The Good Sturdy, attractive design; decent price; includes a multiformat dual-layer DVD burner; exceptionally comfortable keyboard; integrated 802.11a/b/g Wi-Fi.
The Bad Mediocre productivity performance; poor gaming performance; only two USB 2.0 ports.
The Bottom Line Slower but less expensive than the competition, the Inspiron 5160 makes a decent system for nondemanding home or small-office use.
Dell Inspiron 5160
Dell Inspiron 5160
The Inspiron 5160, Dell's follow-up to its Editors' Choice award-winning Inspiron 5150, has some distinct differences from its predecessor, both good and bad. The Inspiron 5160 still weighs about 8 pounds--average for a desktop replacement--yet it features a sturdier, more sophisticated-looking case made entirely from silver-gray magnesium alloy. It also includes a cool new multiformat, double-layer DVD burner, and it has a reasonable $1,424 price (as of November 2004). Like the Inspiron 5150, the Inspiron 5160 is custom configurable, but Dell has added new internal components to the mix; our test unit featured a late-model 3.2GHz Intel mobile Pentium 4 processor and an Nvidia GeForce Go5200 graphics chip with 64MB of dedicated memory. Unfortunately, the new specs resulted in mediocre performance in CNET Labs' tests. For folks other than speed-seeking gamers and graphics pros, the Inspiron 5160 will provide a decent overall computing experience.

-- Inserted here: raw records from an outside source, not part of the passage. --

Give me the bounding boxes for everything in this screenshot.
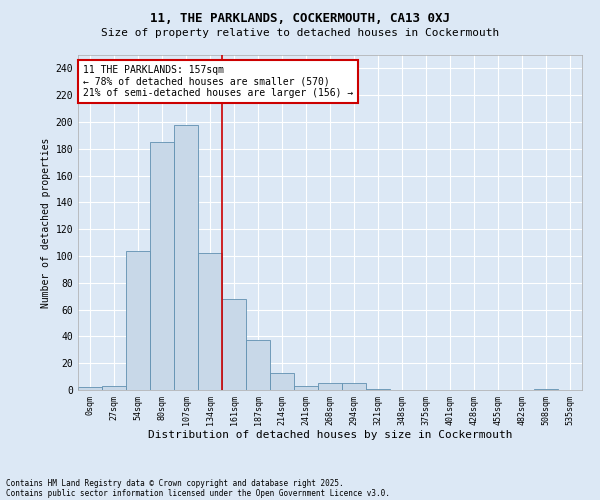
Bar xyxy=(222,299,246,390)
Y-axis label: Number of detached properties: Number of detached properties xyxy=(41,138,52,308)
Bar xyxy=(198,254,222,390)
Text: Contains public sector information licensed under the Open Government Licence v3: Contains public sector information licen… xyxy=(6,488,390,498)
Bar xyxy=(270,372,294,390)
Bar xyxy=(318,384,342,390)
Bar xyxy=(342,384,366,390)
Bar xyxy=(246,340,270,390)
Bar xyxy=(534,388,558,390)
Bar xyxy=(174,124,198,390)
Bar xyxy=(126,250,150,390)
Text: Contains HM Land Registry data © Crown copyright and database right 2025.: Contains HM Land Registry data © Crown c… xyxy=(6,478,344,488)
Bar xyxy=(366,388,390,390)
Bar xyxy=(102,386,126,390)
X-axis label: Distribution of detached houses by size in Cockermouth: Distribution of detached houses by size … xyxy=(148,430,512,440)
Bar xyxy=(150,142,174,390)
Text: Size of property relative to detached houses in Cockermouth: Size of property relative to detached ho… xyxy=(101,28,499,38)
Bar xyxy=(78,388,102,390)
Text: 11 THE PARKLANDS: 157sqm
← 78% of detached houses are smaller (570)
21% of semi-: 11 THE PARKLANDS: 157sqm ← 78% of detach… xyxy=(83,65,353,98)
Text: 11, THE PARKLANDS, COCKERMOUTH, CA13 0XJ: 11, THE PARKLANDS, COCKERMOUTH, CA13 0XJ xyxy=(150,12,450,26)
Bar xyxy=(294,386,318,390)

Those who need better performance from a laptop can consider the slightly faster, similarly priced Gateway M520X Plus.
The Inspiron 5150 featured an unassuming blue-and-silver color scheme, but the new Inspiron 5160 comes in a sleeker silver-gray, which we prefer. Otherwise, the case design is nearly identical. The Inspiron 5160 forgoes bells and whistles in favor of unpretentious functionality. Weighing 8.1 pounds and measuring 13.1 inches wide, 10.8 inches deep, and 1.9 inches thick, it's 0.2 inch thicker than the 5150 but still a manageable size for a desktop replacement.
The Inspiron 5160's case retains an especially firm keyboard with quiet keys, along with a standard-size touch pad and mouse buttons that are plenty big enough for large hands to manipulate comfortably. Among its many configurable options, the Inspiron 5160 offers a 15-inch display with your choice of either a 1,024x768 or a 1,400x1,050 native resolution. Also onboard are a handful of useful multimedia and connectivity features--FireWire, S-Video out, Ethernet, and 802.11a, b, and/or g wireless--though we were a little distressed to find only two USB 2.0 ports. One nice new addition is the multiformat double-layer DVD drive. Dell ships the Inspiron 5160 with Microsoft Windows XP Home and the WordPerfect Productivity pack.